Cubic Béziers have a clean and simple definition as a parametric curve (the coordinates are a cubic polynomial in the parameter), but they can also exhibit cusps and other degenerate behavior, which makes numerically robust algorithms challenging in some cases, especially stroking. Cusps and near-cusps also reduce the accuracy of numerical integration techniques for computing arc lengths.

At heart, the robustness problems are caused by the derivative of the curve becoming or nearing zero. In the latter case, the curve is not regular, which among other things means it may not be G1 continuous, even though the curve segment itself is C∞. Freya Holmér's Continuity of Splines video does an excellent job explaining that distinction.

This page will discuss techniques for detecting and mitigating these robustness issues.

Three cases

It's useful to consider three different cases, as they have different consequences for mitigation. Roughly in order from easiest to hardest, they are coincident control points, simple cusp, and colinear.

Coincident control points

This case has a control point coincident (or nearly so) with an endpoint. It is extremely easy to detect.

The tangent vector is well defined at the endpoint, thanks to L'Hopital's rule; it is equal to the vector from the control point to the other control point.

A good mitigation is to displace the control point slightly in the direction of the other control point. This has a minimal impact on the shape,

Illustration of cubic Bézier with coincident endpoint

Simple cusp

The simple cusp is in some ways a generalization of the coincident control point case, but with the cusp in the interior of the curve rather than at the endpoint.

The classic simple cusp is a semicubical parabola, which can be represented as y = x^1.5, as well as a parametric cubic curve. All cusp cases in a cubic Bézier can be represented as as affine transformations of this curve. There is always a single cusp.

Detection is in two parts. First, this case can only occur when the control polygon is self-intersecting, which can be readily computed as alternating signs of cross-products. This is rare in non-adversarial inputs. Then, either a curve classification or hodograph technique can be used to detect the near-cusp, see below.

A reasonable mitigation is to displace the control points along the tangent lines, either making the loop bigger or the inflection points farther apart, in either cases reducing the curvature.
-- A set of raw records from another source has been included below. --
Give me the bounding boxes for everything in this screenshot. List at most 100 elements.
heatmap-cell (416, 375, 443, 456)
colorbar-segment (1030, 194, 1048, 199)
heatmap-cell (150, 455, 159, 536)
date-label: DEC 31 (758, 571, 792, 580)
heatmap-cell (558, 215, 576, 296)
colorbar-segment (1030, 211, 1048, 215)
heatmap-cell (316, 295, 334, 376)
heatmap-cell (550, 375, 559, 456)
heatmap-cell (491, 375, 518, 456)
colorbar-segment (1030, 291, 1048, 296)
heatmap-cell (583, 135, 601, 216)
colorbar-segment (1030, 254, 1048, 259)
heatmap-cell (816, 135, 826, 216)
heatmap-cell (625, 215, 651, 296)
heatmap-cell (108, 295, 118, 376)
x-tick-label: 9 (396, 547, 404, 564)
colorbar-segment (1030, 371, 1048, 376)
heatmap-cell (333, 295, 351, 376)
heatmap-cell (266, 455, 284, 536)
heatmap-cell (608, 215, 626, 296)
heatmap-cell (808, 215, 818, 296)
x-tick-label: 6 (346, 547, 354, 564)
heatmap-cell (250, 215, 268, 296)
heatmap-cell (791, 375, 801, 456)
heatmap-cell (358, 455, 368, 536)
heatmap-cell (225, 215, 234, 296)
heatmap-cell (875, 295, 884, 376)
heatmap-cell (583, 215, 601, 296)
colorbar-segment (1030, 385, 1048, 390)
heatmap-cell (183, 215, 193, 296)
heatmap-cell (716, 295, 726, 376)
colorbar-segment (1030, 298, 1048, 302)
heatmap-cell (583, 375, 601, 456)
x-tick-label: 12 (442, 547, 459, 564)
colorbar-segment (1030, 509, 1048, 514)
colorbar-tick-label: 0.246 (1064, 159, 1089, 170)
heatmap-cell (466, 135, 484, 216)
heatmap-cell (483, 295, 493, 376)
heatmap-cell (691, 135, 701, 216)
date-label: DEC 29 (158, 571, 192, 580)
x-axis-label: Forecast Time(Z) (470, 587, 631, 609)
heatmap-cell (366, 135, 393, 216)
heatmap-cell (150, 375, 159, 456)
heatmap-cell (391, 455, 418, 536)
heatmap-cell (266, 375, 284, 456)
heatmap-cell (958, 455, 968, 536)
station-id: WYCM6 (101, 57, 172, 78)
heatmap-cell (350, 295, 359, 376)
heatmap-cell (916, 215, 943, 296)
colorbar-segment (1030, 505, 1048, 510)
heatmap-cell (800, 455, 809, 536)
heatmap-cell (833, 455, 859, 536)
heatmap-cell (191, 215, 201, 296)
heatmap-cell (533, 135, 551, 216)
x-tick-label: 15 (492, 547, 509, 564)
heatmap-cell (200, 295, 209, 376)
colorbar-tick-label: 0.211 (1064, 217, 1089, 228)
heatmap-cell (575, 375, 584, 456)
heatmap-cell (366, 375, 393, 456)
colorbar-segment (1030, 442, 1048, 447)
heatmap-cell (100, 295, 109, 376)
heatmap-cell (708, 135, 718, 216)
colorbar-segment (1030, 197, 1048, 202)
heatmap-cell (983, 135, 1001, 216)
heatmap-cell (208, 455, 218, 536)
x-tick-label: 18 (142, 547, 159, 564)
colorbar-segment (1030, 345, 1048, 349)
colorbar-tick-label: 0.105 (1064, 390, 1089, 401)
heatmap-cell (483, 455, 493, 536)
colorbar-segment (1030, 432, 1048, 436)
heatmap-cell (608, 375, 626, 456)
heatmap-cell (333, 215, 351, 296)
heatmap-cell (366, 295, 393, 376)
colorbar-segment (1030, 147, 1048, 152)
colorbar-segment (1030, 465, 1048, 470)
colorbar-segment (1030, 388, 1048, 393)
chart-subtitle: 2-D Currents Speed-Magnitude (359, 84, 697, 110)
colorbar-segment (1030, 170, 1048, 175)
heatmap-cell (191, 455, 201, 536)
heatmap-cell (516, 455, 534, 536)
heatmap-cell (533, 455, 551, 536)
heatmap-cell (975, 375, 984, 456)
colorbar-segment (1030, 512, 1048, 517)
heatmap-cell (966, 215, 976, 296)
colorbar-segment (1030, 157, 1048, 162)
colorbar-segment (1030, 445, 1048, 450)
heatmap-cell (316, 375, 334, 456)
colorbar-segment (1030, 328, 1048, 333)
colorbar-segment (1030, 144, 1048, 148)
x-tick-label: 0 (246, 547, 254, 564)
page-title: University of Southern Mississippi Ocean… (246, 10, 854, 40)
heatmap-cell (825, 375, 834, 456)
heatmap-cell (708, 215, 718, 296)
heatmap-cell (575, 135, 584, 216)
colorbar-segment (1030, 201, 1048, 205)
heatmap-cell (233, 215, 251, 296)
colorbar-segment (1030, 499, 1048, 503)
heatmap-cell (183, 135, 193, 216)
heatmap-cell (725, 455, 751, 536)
Illustration of cubic Bézier with simple cusp


Like the previous two cases, the colinear case is characterized by a (nearly) vanishing derivative, but is different in a number of important respects. Detection is reasonably straightforward, as the control points are close to colinear (which can be evaluated numerically as very small cross products relative to the magnitude of dot products).

From a classification perspective, the colinear case can either an S-shaped or loop curve, subject to an extreme nonuniform scale, squashing the gentle curve into a nearly flattened form, with high curvature. Unlike the simple cusp case, there are generally two cusps.

A few more observations. The line is not necessarily (nearly) parallel with the chord, as the chord may be very short.

Mitigating this case may require a different approach than for the other cusp cases. Moving the control points along the tangent (preserving G1 continuity) may not resolve the cusp. For stroking, it is possibly best to divide the cubic at the (near) cusps and stroke each as a line, using round end caps.

Vector image

Bézier classification

One approach to detecting the simple cusp is Bézier classification. There's a classic paper on this, Wang 1981, which is cited by a number of later references (see relevant Stack Overflow thread).

The core element of the classification is x''×x', which is a quadratic polynomial. This is the numerator of the equation for curvature. A "loop" shape has no inflection points, and no real solutions of this polynomial. Thus, the discriminant (b² - 4ac) is a valid classifier. That said, choosing an epsilon value for near-cusp instances is tricky. This discriminant scales as the square of area under affine transformation, which is not particularly helpful in choosing an epsilon. For one, as the line case shows, extreme affine transformation can strongly affect the sharpness of the cusp.

Even so, the sign is useful for determining the mitigation; if it's a loop, then the control points should be moved farther from the endpoints to make the loop bigger (and lower in curvature), and conversely closer if it's two closely spaced inflection points.


Another approach is the hodograph, or analysis of the derivative of the cubic curve, which is a quadratic Bézier.

Determining the minimum absolute value of the derivative is equivalent to the "nearest" method, finding the point on the hodograph nearest the origin. This is a cubic solve, and exists in kurbo. That may not be the exact curvature maximum (given that the numerator also varies), but is close enough for robustness work, and calibrated in more useful units.

The loop/double inflection classification as stated above can also be geometrically interpreted in terms of the hodograph: whether the origin is inside or outside the concave part of the parabola, respectively. The math turns out equivalent.

Illustration of three near-cusp cubics with hodograph

Arc lengths

Note: this section could move to another page on arc length, with more detail. Here are just observations on cusp behavior.

It's been noted that Gauss-Legendre quadrature has excellent accuracy for smooth curves, scaling impressively with the degree of quadrature, but that accuracy suffers in (near) cusp conditions, or that it provokes numerical stability issues in analytical techniques. Henkel 2014 contains some experimental results, and it was also noted in the How long is that Bézier? blog post and followup. The current implementation in kurbo employs an error metric and subdivides; note from the illustrations that the near-cusp conditions (near the bottom edge of the graph) require many more subdivisions. It might be worth investigating whether explicit cusp detection, splitting at the point of maximum curvature, might require fewer subdivisions for the same accuracy, and thus be faster.